Dublino. Sembrava un matrimonio normale: lui, lei, tre bambini. Poi, un giorno, lui se ne va con un'altra e lei si trova per la prima volta a scontrarsi con la vita: come affrontare le necessità economiche, le reazioni psicologiche dei figli, i problemi della separazione, le questioni legali, l'inevitabile solitudine. Una storia semplice raccontata con autenticità, in cui il racconto è tutto nei fatti e nel linguaggio.
Magnificamente scritto. Le parole e le azioni di Rose, i gesti e gli atteggiamenti dei suoi bambini sono quelli di persone reali.
Un racconto stupendo e straordinario delle sofferenze quotidiane che derivano dalla rottura di un matrimonio.
Un libro che descrive in modo convincente la vivacità e il cinismo della Dublino di oggi.

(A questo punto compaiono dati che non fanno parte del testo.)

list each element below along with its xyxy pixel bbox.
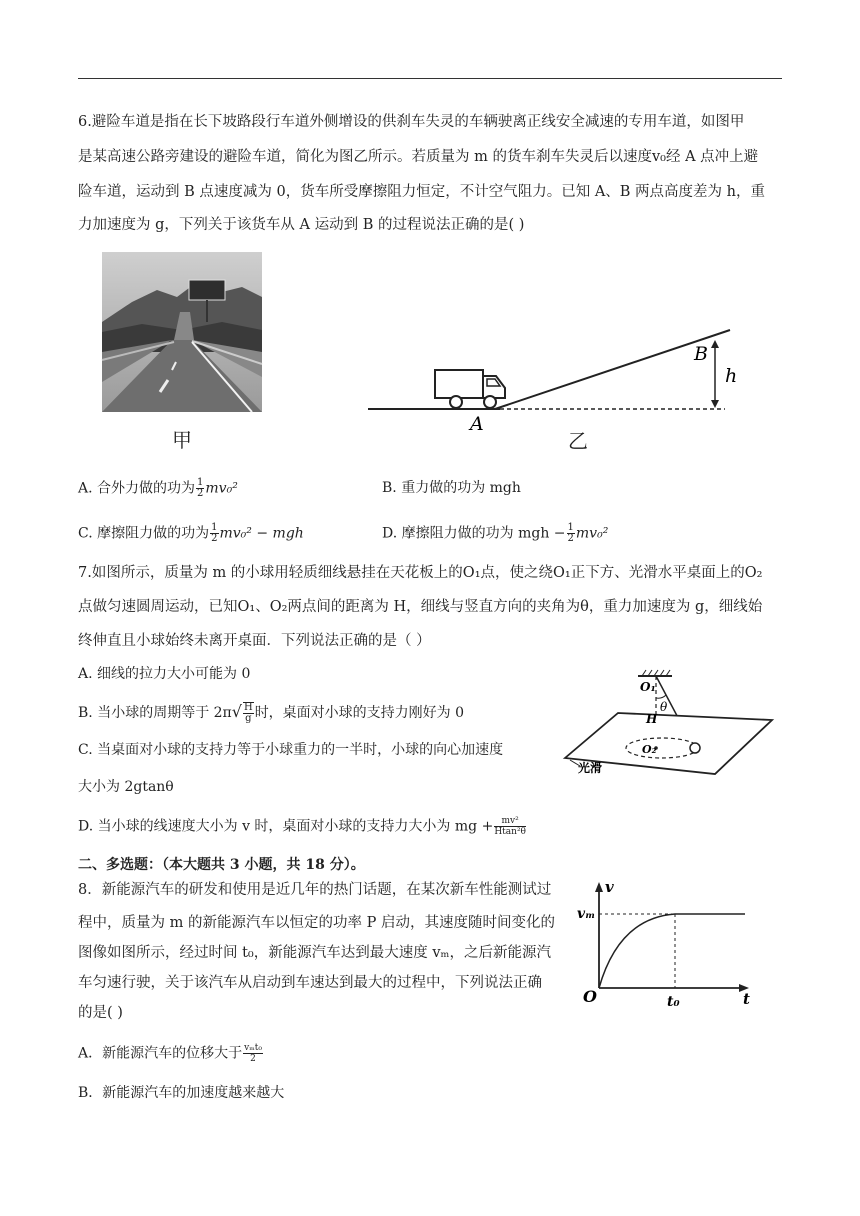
label-vm: vₘ xyxy=(577,906,596,922)
label-t: t xyxy=(743,990,750,1008)
q7-line-3: 终伸直且小球始终未离开桌面．下列说法正确的是（ ） xyxy=(78,633,431,649)
label-theta: θ xyxy=(660,700,668,714)
label-H: H xyxy=(646,712,658,726)
q6-option-D[interactable] xyxy=(382,523,608,544)
fraction: $\frac{1}{2}$ xyxy=(211,522,218,544)
fig-jia-caption: 甲 xyxy=(172,428,192,452)
fig-yi-caption: 乙 xyxy=(568,429,588,453)
q6-line-1: 6.避险车道是指在长下坡路段行车道外侧增设的供刹车失灵的车辆驶离正线安全减速的专用车道，如图甲 xyxy=(78,114,745,130)
q6-option-A-expr: mv₀² xyxy=(205,480,238,497)
q8-option-A[interactable] xyxy=(78,1043,264,1064)
escape-lane-photo xyxy=(102,252,262,412)
q6-line-2: 是某高速公路旁建设的避险车道，简化为图乙所示。若质量为 m 的货车刹车失灵后以速度v₀经 A 点冲上避 xyxy=(78,149,759,165)
slope-line xyxy=(495,330,730,409)
q8-line-4: 车匀速行驶，关于该汽车从启动到车速达到最大的过程中，下列说法正确 xyxy=(78,975,542,991)
q7-option-D[interactable] xyxy=(78,816,527,837)
fraction: $\frac{1}{2}$ xyxy=(197,477,204,499)
q6-option-C-expr: mv₀² − mgh xyxy=(219,525,304,542)
header-rule xyxy=(78,78,782,79)
label-h: h xyxy=(725,365,738,387)
q6-option-A-text: A. 合外力做的功为 xyxy=(78,480,196,497)
q6-option-D-text: D. 摩擦阻力做的功为 mgh − xyxy=(382,525,566,542)
q7-line-2: 点做匀速圆周运动，已知O₁、O₂两点间的距离为 H，细线与竖直方向的夹角为θ，重力加速度为 g，细线始 xyxy=(78,599,763,615)
q8-line-3: 图像如图所示，经过时间 t₀，新能源汽车达到最大速度 vₘ，之后新能源汽 xyxy=(78,945,551,961)
q6-option-D-expr: mv₀² xyxy=(575,525,609,542)
label-B: B xyxy=(694,343,708,365)
velocity-time-graph xyxy=(575,878,760,1013)
q6-line-4: 力加速度为 g，下列关于该货车从 A 运动到 B 的过程说法正确的是( ) xyxy=(78,217,525,233)
q7-option-D-text: D. 当小球的线速度大小为 v 时，桌面对小球的支持力大小为 mg + xyxy=(78,818,494,835)
q8-line-1: 8．新能源汽车的研发和使用是近几年的热门话题，在某次新车性能测试过 xyxy=(78,882,552,898)
label-O: O xyxy=(583,987,597,1006)
label-smooth: 光滑 xyxy=(578,761,603,775)
q8-line-5: 的是( ) xyxy=(78,1005,123,1021)
q7-option-C-line1[interactable]: C. 当桌面对小球的支持力等于小球重力的一半时，小球的向心加速度 xyxy=(78,742,504,758)
label-O2: O₂ xyxy=(642,743,657,756)
q6-option-C-text: C. 摩擦阻力做的功为 xyxy=(78,525,210,542)
truck-icon xyxy=(435,370,505,408)
velocity-curve xyxy=(599,914,745,988)
q7-option-B-text: B. 当小球的周期等于 2π xyxy=(78,705,232,721)
q8-line-2: 程中，质量为 m 的新能源汽车以恒定的功率 P 启动，其速度随时间变化的 xyxy=(78,915,555,931)
ball-icon xyxy=(690,743,700,753)
q8-option-A-text: A．新能源汽车的位移大于 xyxy=(78,1045,243,1062)
q7-option-A[interactable]: A. 细线的拉力大小可能为 0 xyxy=(78,666,251,682)
label-O1: O₁ xyxy=(640,680,656,694)
q6-line-3: 险车道，运动到 B 点速度减为 0，货车所受摩擦阻力恒定，不计空气阻力。已知 A、B 两点高度差为 h，重 xyxy=(78,184,765,200)
sqrt-fraction: $\frac{H}{g}$ xyxy=(243,702,253,724)
q7-option-B-suffix: 时，桌面对小球的支持力刚好为 0 xyxy=(254,705,465,721)
section-heading: 二、多选题：（本大题共 3 小题，共 18 分）。 xyxy=(78,857,365,873)
label-A: A xyxy=(470,413,484,435)
q6-option-C[interactable] xyxy=(78,523,304,544)
fraction: $\frac{1}{2}$ xyxy=(567,522,574,544)
escape-lane-diagram xyxy=(360,320,740,435)
q6-option-A[interactable] xyxy=(78,478,238,499)
q7-option-B[interactable]: B. 当小球的周期等于 2π√ $\frac{H}{g}$ 时，桌面对小球的支持力刚好为 0 xyxy=(78,702,465,724)
q7-line-1: 7.如图所示，质量为 m 的小球用轻质细线悬挂在天花板上的O₁点，使之绕O₁正下方、光滑水平桌面上的O₂ xyxy=(78,565,763,581)
q8-option-B[interactable]: B．新能源汽车的加速度越来越大 xyxy=(78,1085,285,1101)
label-v: v xyxy=(605,878,614,896)
fraction: $\frac{\text{vₘt₀}}{2}$ xyxy=(244,1043,262,1064)
q6-option-B[interactable]: B. 重力做的功为 mgh xyxy=(382,480,521,496)
label-t0: t₀ xyxy=(667,994,680,1010)
q7-option-C-line2: 大小为 2gtanθ xyxy=(78,779,174,795)
fraction: $\frac{\text{mv²}}{\text{Htan²θ}}$ xyxy=(494,816,526,837)
conical-pendulum-diagram xyxy=(560,668,775,783)
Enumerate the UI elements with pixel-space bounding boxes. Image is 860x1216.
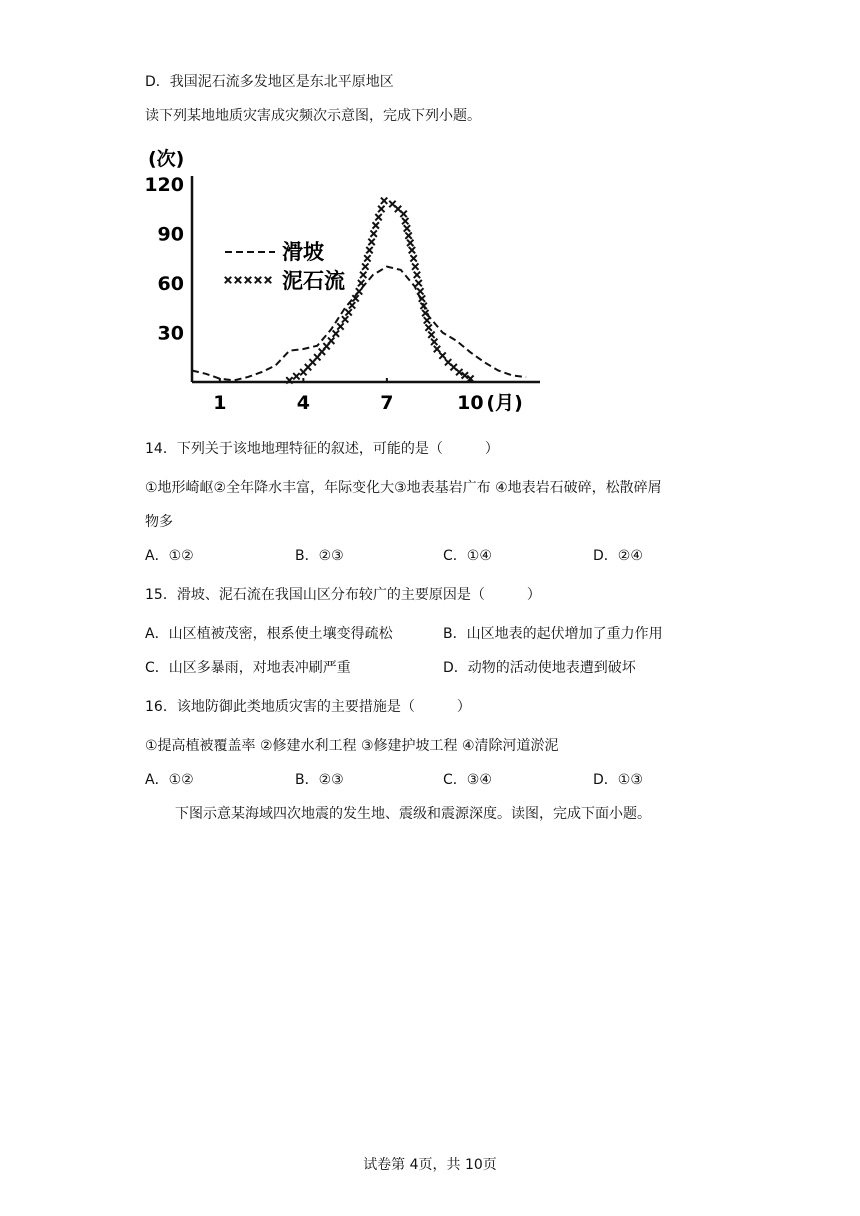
debris-flow-point xyxy=(368,239,374,245)
legend-landslide-label: 滑坡 xyxy=(282,240,324,264)
q16-option-a[interactable]: A．①② xyxy=(145,772,194,788)
legend-debris-flow-swatch xyxy=(255,277,261,283)
y-tick-label: 30 xyxy=(157,322,184,345)
y-unit-label: (次) xyxy=(148,148,185,170)
debris-flow-point xyxy=(328,338,334,344)
debris-flow-point xyxy=(434,346,440,352)
y-tick-label: 120 xyxy=(144,174,184,197)
q14-stem: 14．下列关于该地地理特征的叙述，可能的是（ ） xyxy=(145,441,499,457)
page-footer: 试卷第 4页，共 10页 xyxy=(363,1157,497,1173)
debris-flow-point xyxy=(373,222,379,228)
debris-flow-point xyxy=(404,225,410,231)
debris-flow-point xyxy=(462,372,468,378)
y-tick-label: 90 xyxy=(157,223,184,246)
debris-flow-point xyxy=(362,263,368,269)
debris-flow-point xyxy=(345,309,351,315)
x-tick-label: 10 xyxy=(457,392,484,414)
q14-option-a[interactable]: A．①② xyxy=(145,548,194,564)
q15-option-a[interactable]: A．山区植被茂密，根系使土壤变得疏松 xyxy=(145,626,393,642)
debris-flow-point xyxy=(337,323,343,329)
debris-flow-point xyxy=(439,352,445,358)
debris-flow-point xyxy=(356,288,362,294)
q15-option-b[interactable]: B．山区地表的起伏增加了重力作用 xyxy=(443,626,663,642)
next-section-intro: 下图示意某海域四次地震的发生地、震级和震源深度。读图，完成下面小题。 xyxy=(175,806,651,822)
legend-debris-flow-swatch xyxy=(245,277,251,283)
legend-debris-flow-swatch xyxy=(225,277,231,283)
debris-flow-point xyxy=(360,272,366,278)
debris-flow-point xyxy=(456,369,462,375)
debris-flow-point xyxy=(375,214,381,220)
legend-debris-flow-swatch xyxy=(265,277,271,283)
q14-statements: ①地形崎岖②全年降水丰富，年际变化大③地表基岩广布 ④地表岩石破碎，松散碎屑 xyxy=(145,480,662,496)
legend-debris-flow-swatch xyxy=(235,277,241,283)
debris-flow-point xyxy=(405,232,411,238)
q15-stem: 15．滑坡、泥石流在我国山区分布较广的主要原因是（ ） xyxy=(145,587,541,603)
debris-flow-point xyxy=(402,218,408,224)
q16-statements: ①提高植被覆盖率 ②修建水利工程 ③修建护坡工程 ④清除河道淤泥 xyxy=(145,738,559,754)
q16-option-c[interactable]: C．③④ xyxy=(443,772,492,788)
debris-flow-point xyxy=(293,373,299,379)
q14-statements-cont: 物多 xyxy=(145,514,173,530)
previous-option-d: D．我国泥石流多发地区是东北平原地区 xyxy=(145,74,394,90)
debris-flow-point xyxy=(333,330,339,336)
disaster-frequency-chart xyxy=(140,140,580,420)
debris-flow-point xyxy=(410,255,416,261)
q16-option-b[interactable]: B．②③ xyxy=(295,772,344,788)
debris-flow-point xyxy=(366,247,372,253)
debris-flow-point xyxy=(417,288,423,294)
debris-flow-point xyxy=(370,230,376,236)
debris-flow-point xyxy=(342,316,348,322)
debris-flow-point xyxy=(358,280,364,286)
debris-flow-point xyxy=(424,317,430,323)
q14-option-b[interactable]: B．②③ xyxy=(295,548,344,564)
chart-intro: 读下列某地地质灾害成灾频次示意图，完成下列小题。 xyxy=(145,108,481,124)
debris-flow-point xyxy=(400,211,406,217)
debris-flow-point xyxy=(409,247,415,253)
debris-flow-point xyxy=(425,324,431,330)
debris-flow-point xyxy=(428,332,434,338)
debris-flow-point xyxy=(412,263,418,269)
q14-option-d[interactable]: D．②④ xyxy=(593,548,643,564)
debris-flow-point xyxy=(431,339,437,345)
q15-option-d[interactable]: D．动物的活动使地表遭到破坏 xyxy=(443,660,636,676)
debris-flow-point xyxy=(349,302,355,308)
debris-flow-point xyxy=(407,240,413,246)
q15-option-c[interactable]: C．山区多暴雨，对地表冲刷严重 xyxy=(145,660,351,676)
q16-option-d[interactable]: D．①③ xyxy=(593,772,643,788)
q16-stem: 16．该地防御此类地质灾害的主要措施是（ ） xyxy=(145,699,471,715)
debris-flow-point xyxy=(364,255,370,261)
legend-debris-flow-label: 泥石流 xyxy=(282,269,345,293)
x-tick-label: 7 xyxy=(380,392,394,414)
q14-option-c[interactable]: C．①④ xyxy=(443,548,492,564)
x-tick-label: 1 xyxy=(213,392,227,414)
debris-flow-point xyxy=(415,280,421,286)
x-unit-label: (月) xyxy=(486,392,523,414)
landslide-series-line xyxy=(192,267,526,381)
y-tick-label: 60 xyxy=(157,273,184,296)
debris-flow-point xyxy=(414,272,420,278)
x-tick-label: 4 xyxy=(296,392,310,414)
debris-flow-point xyxy=(378,206,384,212)
debris-flow-point xyxy=(381,198,387,204)
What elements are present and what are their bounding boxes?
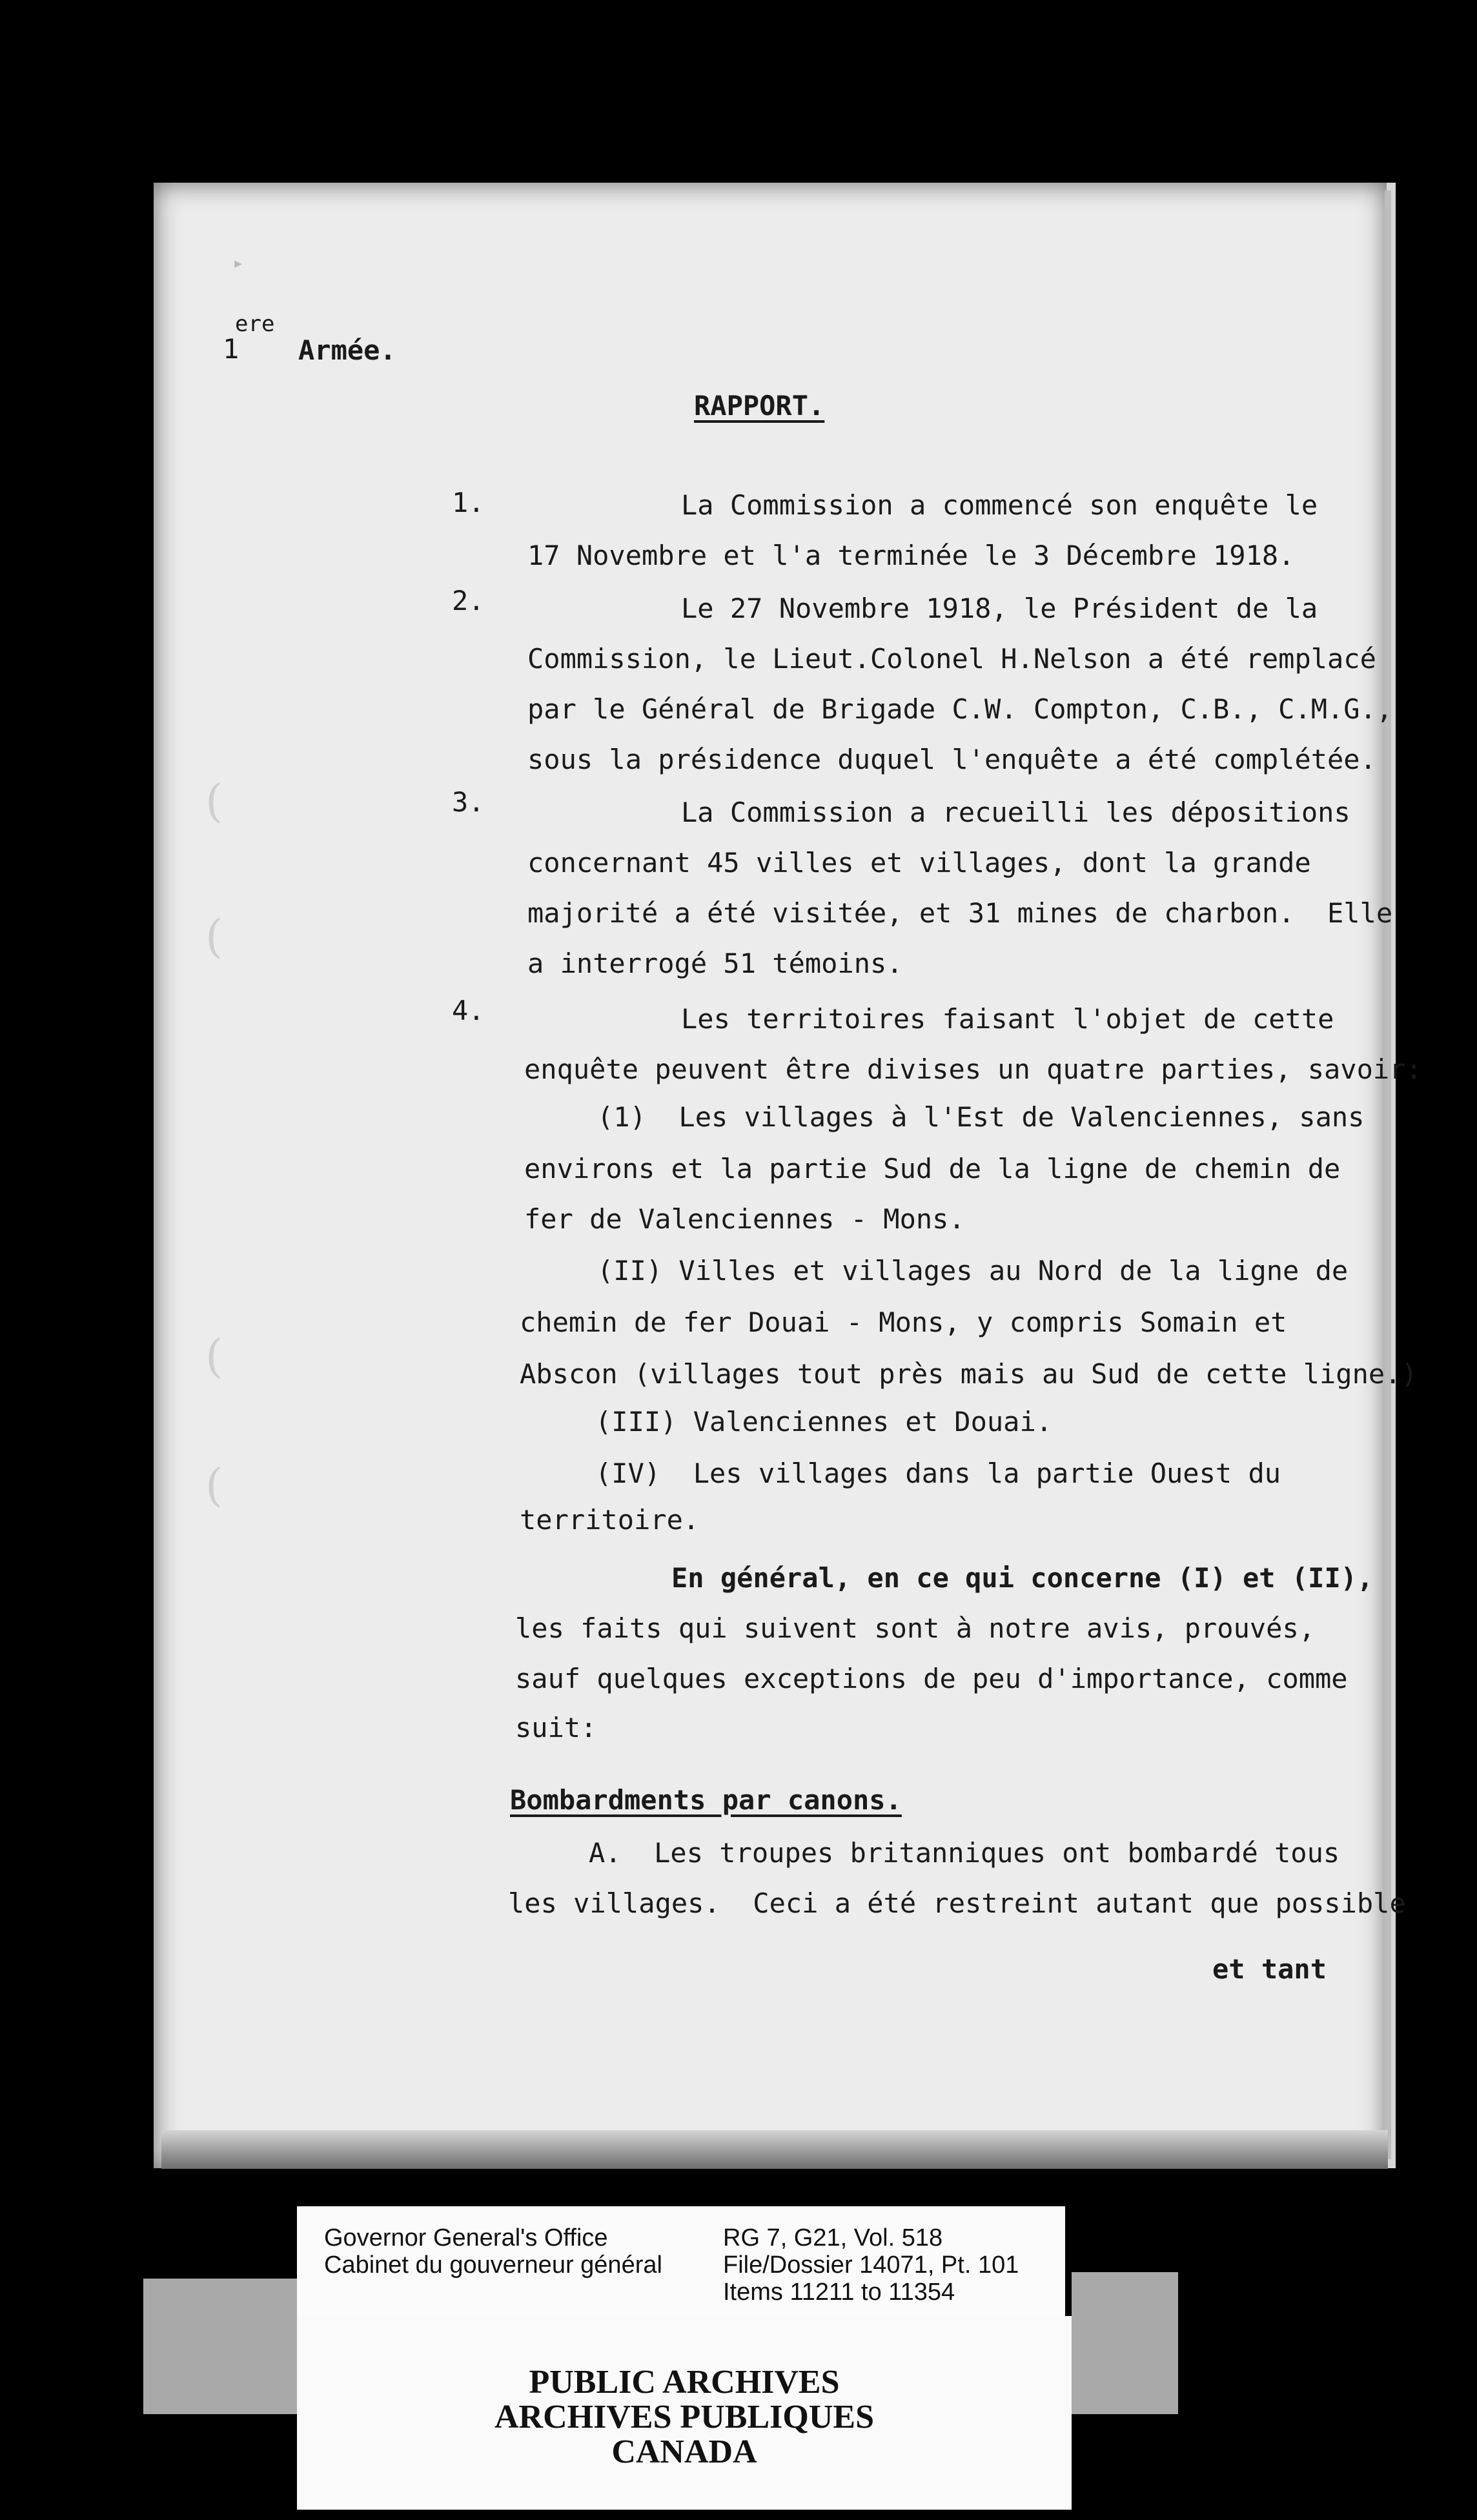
archives-stamp [297, 2316, 1072, 2510]
header-number: 1 [223, 333, 239, 365]
text-line: Commission, le Lieut.Colonel H.Nelson a été remplacé [527, 643, 1376, 675]
stamp-line-2: ARCHIVES PUBLIQUES [494, 2399, 875, 2435]
text-line: (1) Les villages à l'Est de Valenciennes, sans [597, 1101, 1365, 1133]
text-line: suit: [515, 1712, 597, 1743]
page-edge [1385, 190, 1391, 2159]
text-line: La Commission a commencé son enquête le [681, 489, 1318, 521]
paragraph-number: 4. [452, 995, 485, 1026]
backing-card-right [1072, 2272, 1178, 2414]
text-line: Le 27 Novembre 1918, le Président de la [681, 593, 1318, 624]
text-line: et tant [1212, 1953, 1327, 1985]
text-line: concernant 45 villes et villages, dont la grande [527, 847, 1311, 879]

È proprio la sua immediatezza, che pare presa in diretta dalla vita, a dare a questo romanzo la sua forza e verità.
Rose stava imparando che la legge era molto lenta. Alla gente comune e ai suoi problemi, al divorzio all'irlandese, non aveva nulla da offrire. Rose sentiva che non aveva diritti. Non era più la meta di una rispettabile, solida coppia borghese. Era la metà di niente.